A recent clinical trial, sponsored and funded by the National Institutes of Health (NIH) and partly conducted at Arkansas Children’s Hospital (ACH), has discovered a groundbreaking treatment to help children and adults with potentially life-threatening food allergies better handle peanut, milk, egg, wheat, and tree nuts. The OUtMATCH study was published in The New England Journal of Medicine one week after the Food and Drug Administration approved Omalizumab to treat multiple food allergies. It is the first and only medicine for children and adults with one or more food allergies.

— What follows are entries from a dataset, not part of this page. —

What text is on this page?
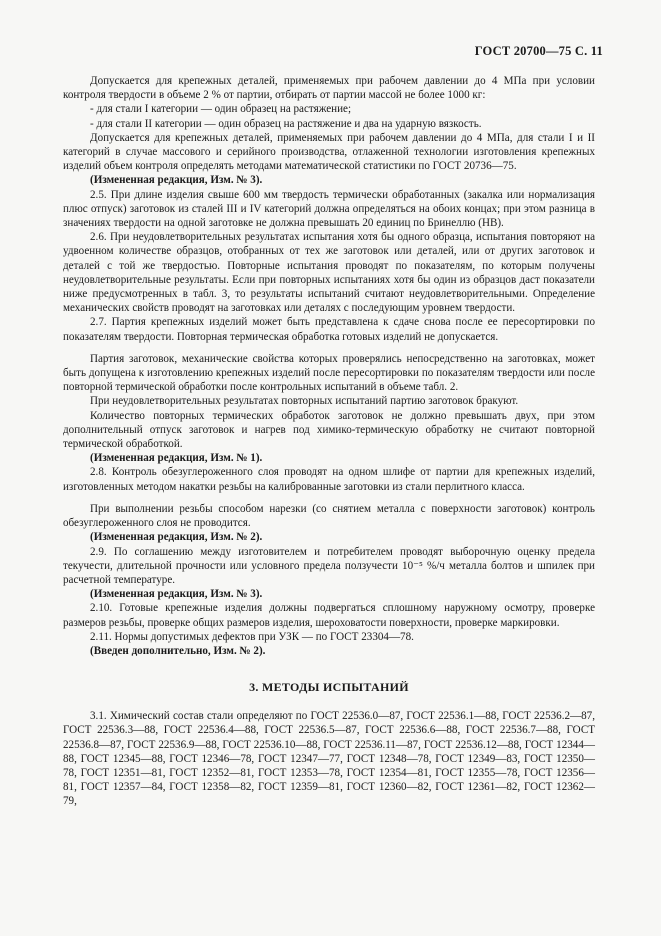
ГОСТ 20700—75 С. 11

Допускается для крепежных деталей, применяемых при рабочем давлении до 4 МПа при условии контроля твердости в объеме 2 % от партии, отбирать от партии массой не более 1000 кг:

- для стали I категории — один образец на растяжение;

- для стали II категории — один образец на растяжение и два на ударную вязкость.

Допускается для крепежных деталей, применяемых при рабочем давлении до 4 МПа, для стали I и II категорий в случае массового и серийного производства, отлаженной технологии изготовления крепежных изделий объем контроля определять методами математической статистики по ГОСТ 20736—75.

(Измененная редакция, Изм. № 3).

2.5. При длине изделия свыше 600 мм твердость термически обработанных (закалка или нормализация плюс отпуск) заготовок из сталей III и IV категорий должна определяться на обоих концах; при этом разница в значениях твердости на одной заготовке не должна превышать 20 единиц по Бринеллю (НВ).

2.6. При неудовлетворительных результатах испытания хотя бы одного образца, испытания повторяют на удвоенном количестве образцов, отобранных от тех же заготовок или деталей, или от других заготовок и деталей с той же твердостью. Повторные испытания проводят по показателям, по которым получены неудовлетворительные результаты. Если при повторных испытаниях хотя бы один из образцов даст показатели ниже предусмотренных в табл. 3, то результаты испытаний считают неудовлетворительными. Определение механических свойств проводят на заготовках или деталях с последующим уровнем твердости.

2.7. Партия крепежных изделий может быть представлена к сдаче снова после ее пересортировки по показателям твердости. Повторная термическая обработка готовых изделий не допускается.

Партия заготовок, механические свойства которых проверялись непосредственно на заготовках, может быть допущена к изготовлению крепежных изделий после пересортировки по показателям твердости или после повторной термической обработки после контрольных испытаний в объеме табл. 2.

При неудовлетворительных результатах повторных испытаний партию заготовок бракуют.

Количество повторных термических обработок заготовок не должно превышать двух, при этом дополнительный отпуск заготовок и нагрев под химико-термическую обработку не считают повторной термической обработкой.

(Измененная редакция, Изм. № 1).

2.8. Контроль обезуглероженного слоя проводят на одном шлифе от партии для крепежных изделий, изготовленных методом накатки резьбы на калиброванные заготовки из стали перлитного класса.

При выполнении резьбы способом нарезки (со снятием металла с поверхности заготовок) контроль обезуглероженного слоя не проводится.

(Измененная редакция, Изм. № 2).

2.9. По соглашению между изготовителем и потребителем проводят выборочную оценку предела текучести, длительной прочности или условного предела ползучести 10⁻⁵ %/ч металла болтов и шпилек при расчетной температуре.

(Измененная редакция, Изм. № 3).

2.10. Готовые крепежные изделия должны подвергаться сплошному наружному осмотру, проверке размеров резьбы, проверке общих размеров изделия, шероховатости поверхности, проверке маркировки.

2.11. Нормы допустимых дефектов при УЗК — по ГОСТ 23304—78.

(Введен дополнительно, Изм. № 2).

3. МЕТОДЫ ИСПЫТАНИЙ

3.1. Химический состав стали определяют по ГОСТ 22536.0—87, ГОСТ 22536.1—88, ГОСТ 22536.2—87, ГОСТ 22536.3—88, ГОСТ 22536.4—88, ГОСТ 22536.5—87, ГОСТ 22536.6—88, ГОСТ 22536.7—88, ГОСТ 22536.8—87, ГОСТ 22536.9—88, ГОСТ 22536.10—88, ГОСТ 22536.11—87, ГОСТ 22536.12—88, ГОСТ 12344—88, ГОСТ 12345—88, ГОСТ 12346—78, ГОСТ 12347—77, ГОСТ 12348—78, ГОСТ 12349—83, ГОСТ 12350—78, ГОСТ 12351—81, ГОСТ 12352—81, ГОСТ 12353—78, ГОСТ 12354—81, ГОСТ 12355—78, ГОСТ 12356—81, ГОСТ 12357—84, ГОСТ 12358—82, ГОСТ 12359—81, ГОСТ 12360—82, ГОСТ 12361—82, ГОСТ 12362—79,
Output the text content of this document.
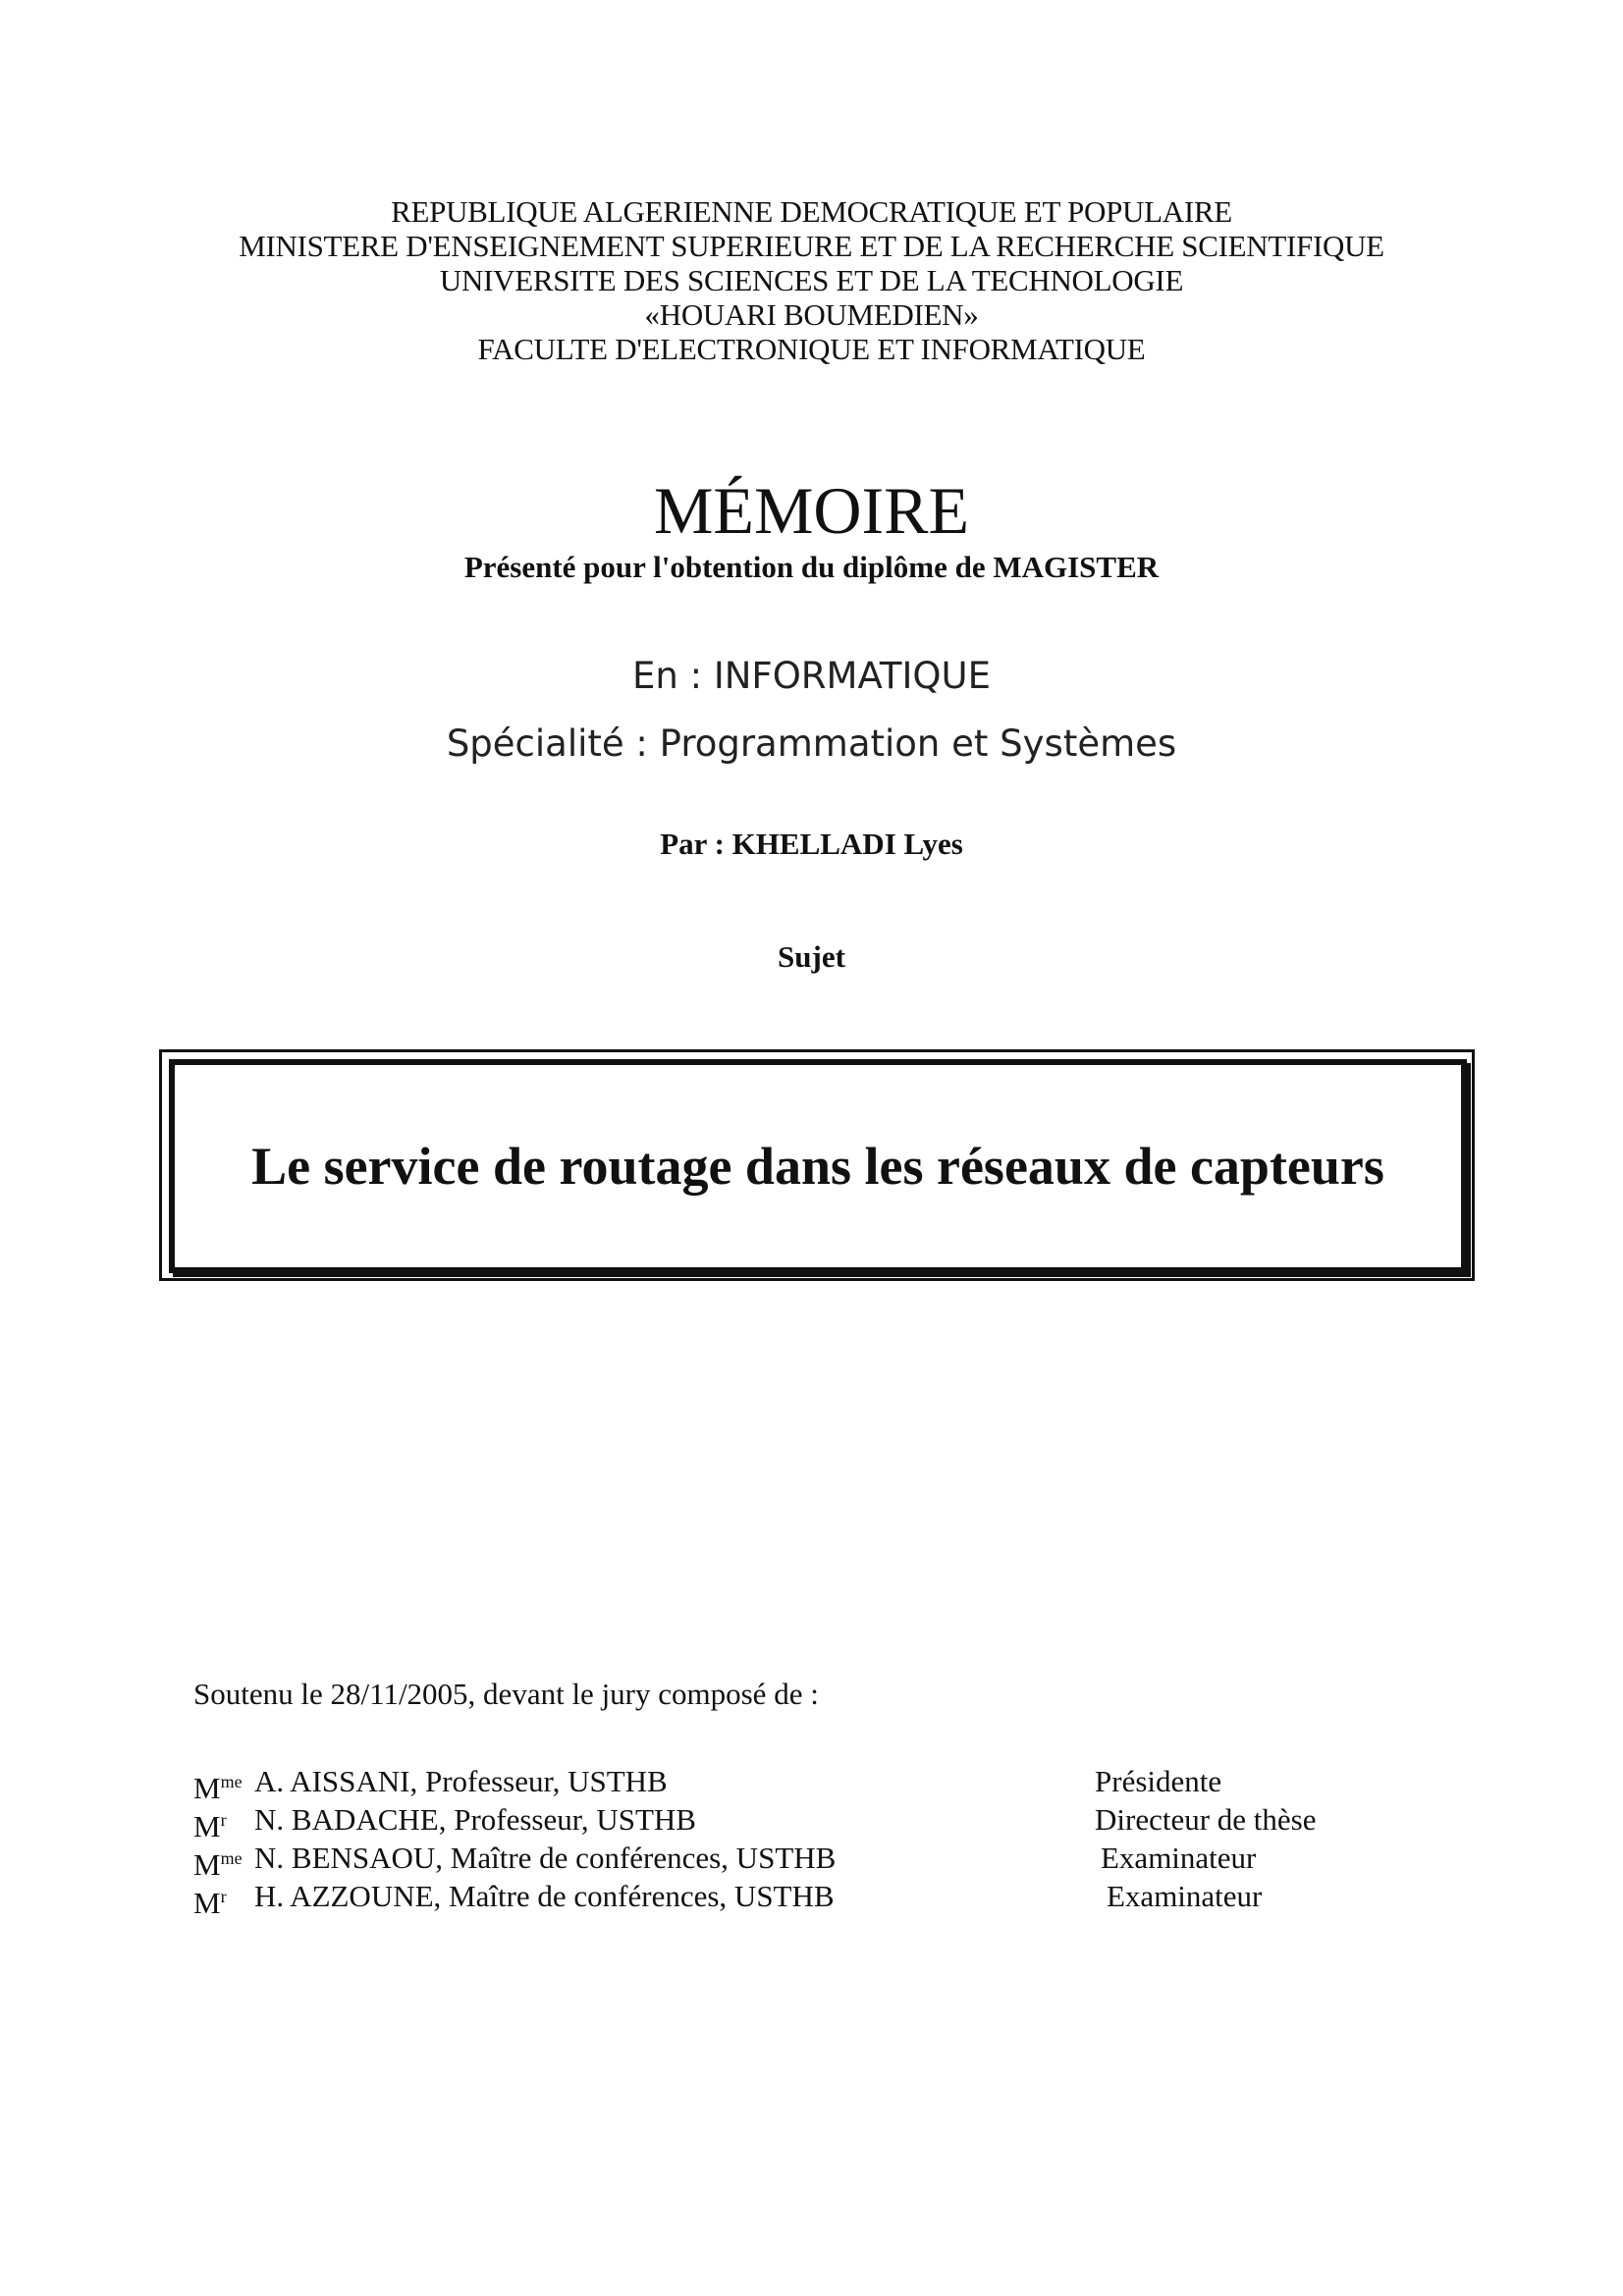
REPUBLIQUE ALGERIENNE DEMOCRATIQUE ET POPULAIRE
MINISTERE D'ENSEIGNEMENT SUPERIEURE ET DE LA RECHERCHE SCIENTIFIQUE
UNIVERSITE DES SCIENCES ET DE LA TECHNOLOGIE
«HOUARI BOUMEDIEN»
FACULTE D'ELECTRONIQUE ET INFORMATIQUE
MÉMOIRE
Présenté pour l'obtention du diplôme de MAGISTER
En : INFORMATIQUE
Spécialité : Programmation et Systèmes
Par : KHELLADI Lyes
Sujet
Le service de routage dans les réseaux de capteurs
Soutenu le 28/11/2005, devant le jury composé de :
$M^{me}$ A. AISSANI, Professeur, USTHB	Présidente
$M^r$ N. BADACHE, Professeur, USTHB	Directeur de thèse
$M^{me}$ N. BENSAOU, Maître de conférences, USTHB	Examinateur
$M^r$ H. AZZOUNE, Maître de conférences, USTHB	Examinateur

Dr. Stacie Jones, Professor of Pediatrics, treats allergy patients at ACH and is the principal investigator at Arkansas Children’s Research Institute (ACRI), one of 10 sites in the U.S. conducting the OUtMATCH study through the Consortium for Food Allergy Research. Dr. Amy Scurlock, Professor of Pediatrics and a scientist at ACRI, also co-authored the study.

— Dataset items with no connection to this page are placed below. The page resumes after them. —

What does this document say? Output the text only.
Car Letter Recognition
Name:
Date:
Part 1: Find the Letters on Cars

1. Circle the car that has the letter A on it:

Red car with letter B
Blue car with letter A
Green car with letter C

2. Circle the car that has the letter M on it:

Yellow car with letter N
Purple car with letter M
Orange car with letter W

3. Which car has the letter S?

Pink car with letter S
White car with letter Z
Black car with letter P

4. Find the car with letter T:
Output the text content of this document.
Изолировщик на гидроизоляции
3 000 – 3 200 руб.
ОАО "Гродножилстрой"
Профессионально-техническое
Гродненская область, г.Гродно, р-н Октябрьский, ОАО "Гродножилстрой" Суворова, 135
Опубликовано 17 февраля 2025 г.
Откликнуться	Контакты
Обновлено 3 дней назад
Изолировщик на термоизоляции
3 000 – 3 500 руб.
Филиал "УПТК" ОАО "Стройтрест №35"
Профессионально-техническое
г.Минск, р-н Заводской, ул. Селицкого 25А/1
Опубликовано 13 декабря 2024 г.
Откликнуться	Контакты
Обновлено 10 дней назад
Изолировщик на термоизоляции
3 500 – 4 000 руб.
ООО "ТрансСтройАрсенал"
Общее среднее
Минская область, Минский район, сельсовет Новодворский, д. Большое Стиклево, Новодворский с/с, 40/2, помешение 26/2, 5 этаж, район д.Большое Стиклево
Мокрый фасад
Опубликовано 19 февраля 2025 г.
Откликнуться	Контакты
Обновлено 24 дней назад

According to Jones, “We estimate that 40% of the millions of people in the United States who cope with food allergies are allergic to multiple foods. This treatment will have a tremendous impact on their quality of life. It will mean they live with less fear of an allergic reaction. This heralds an era of hope and possibility as we move toward more solutions for patients and families living with food allergy.”

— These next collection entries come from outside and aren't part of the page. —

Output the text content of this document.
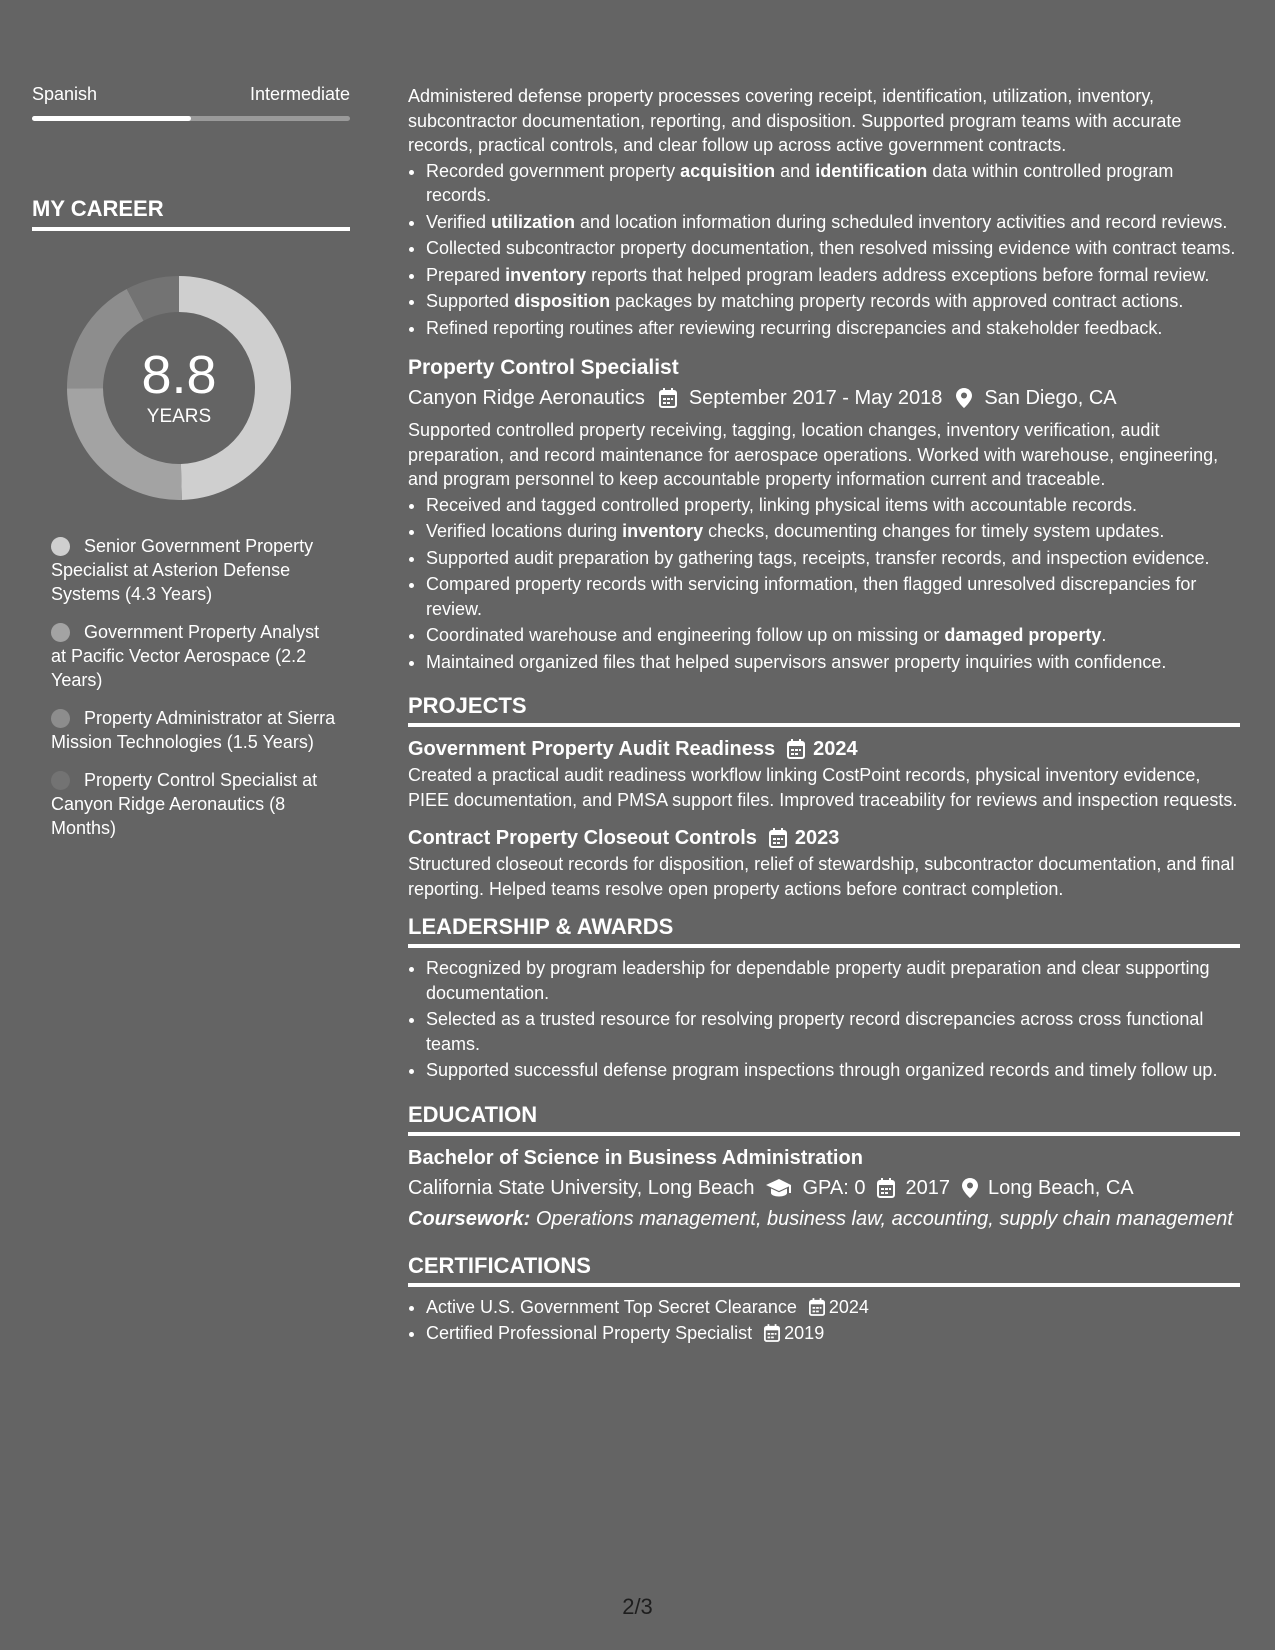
Spanish	Intermediate
MY CAREER
8.8
YEARS
Senior Government Property Specialist at Asterion Defense Systems (4.3 Years)
Government Property Analyst at Pacific Vector Aerospace (2.2 Years)
Property Administrator at Sierra Mission Technologies (1.5 Years)
Property Control Specialist at Canyon Ridge Aeronautics (8 Months)

Administered defense property processes covering receipt, identification, utilization, inventory, subcontractor documentation, reporting, and disposition. Supported program teams with accurate records, practical controls, and clear follow up across active government contracts.

• Recorded government property acquisition and identification data within controlled program records.
• Verified utilization and location information during scheduled inventory activities and record reviews.
• Collected subcontractor property documentation, then resolved missing evidence with contract teams.
• Prepared inventory reports that helped program leaders address exceptions before formal review.
• Supported disposition packages by matching property records with approved contract actions.
• Refined reporting routines after reviewing recurring discrepancies and stakeholder feedback.
Property Control Specialist
Canyon Ridge Aeronautics September 2017 - May 2018 San Diego, CA

Supported controlled property receiving, tagging, location changes, inventory verification, audit preparation, and record maintenance for aerospace operations. Worked with warehouse, engineering, and program personnel to keep accountable property information current and traceable.

• Received and tagged controlled property, linking physical items with accountable records.
• Verified locations during inventory checks, documenting changes for timely system updates.
• Supported audit preparation by gathering tags, receipts, transfer records, and inspection evidence.
• Compared property records with servicing information, then flagged unresolved discrepancies for review.
• Coordinated warehouse and engineering follow up on missing or damaged property.
• Maintained organized files that helped supervisors answer property inquiries with confidence.
PROJECTS
Government Property Audit Readiness 2024

Created a practical audit readiness workflow linking CostPoint records, physical inventory evidence, PIEE documentation, and PMSA support files. Improved traceability for reviews and inspection requests.

Contract Property Closeout Controls 2023

Structured closeout records for disposition, relief of stewardship, subcontractor documentation, and final reporting. Helped teams resolve open property actions before contract completion.

LEADERSHIP & AWARDS
• Recognized by program leadership for dependable property audit preparation and clear supporting documentation.
• Selected as a trusted resource for resolving property record discrepancies across cross functional teams.
• Supported successful defense program inspections through organized records and timely follow up.
EDUCATION
Bachelor of Science in Business Administration
California State University, Long Beach GPA: 0 2017 Long Beach, CA
Coursework: Operations management, business law, accounting, supply chain management
CERTIFICATIONS
• Active U.S. Government Top Secret Clearance 2024
• Certified Professional Property Specialist 2019
2/3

The study involved 177 children, adolescents, and three adults who received injections every two to four weeks for four to five months. All the patients were allergic to peanuts and at least two other foods. The study found that Omalizumab, a monoclonal antibody, reduces allergic reactions in children and adolescents if they accidentally eat a food to which they are allergic. Nearly 67% of study participants who received Omalizumab could eat the equivalent of 2.5 peanuts without a moderate or severe allergic reaction, compared to less than 7% of those who received a placebo. The researchers observed similar outcomes for study participants allergic to milk, egg, walnut, wheat, cashew and hazelnut.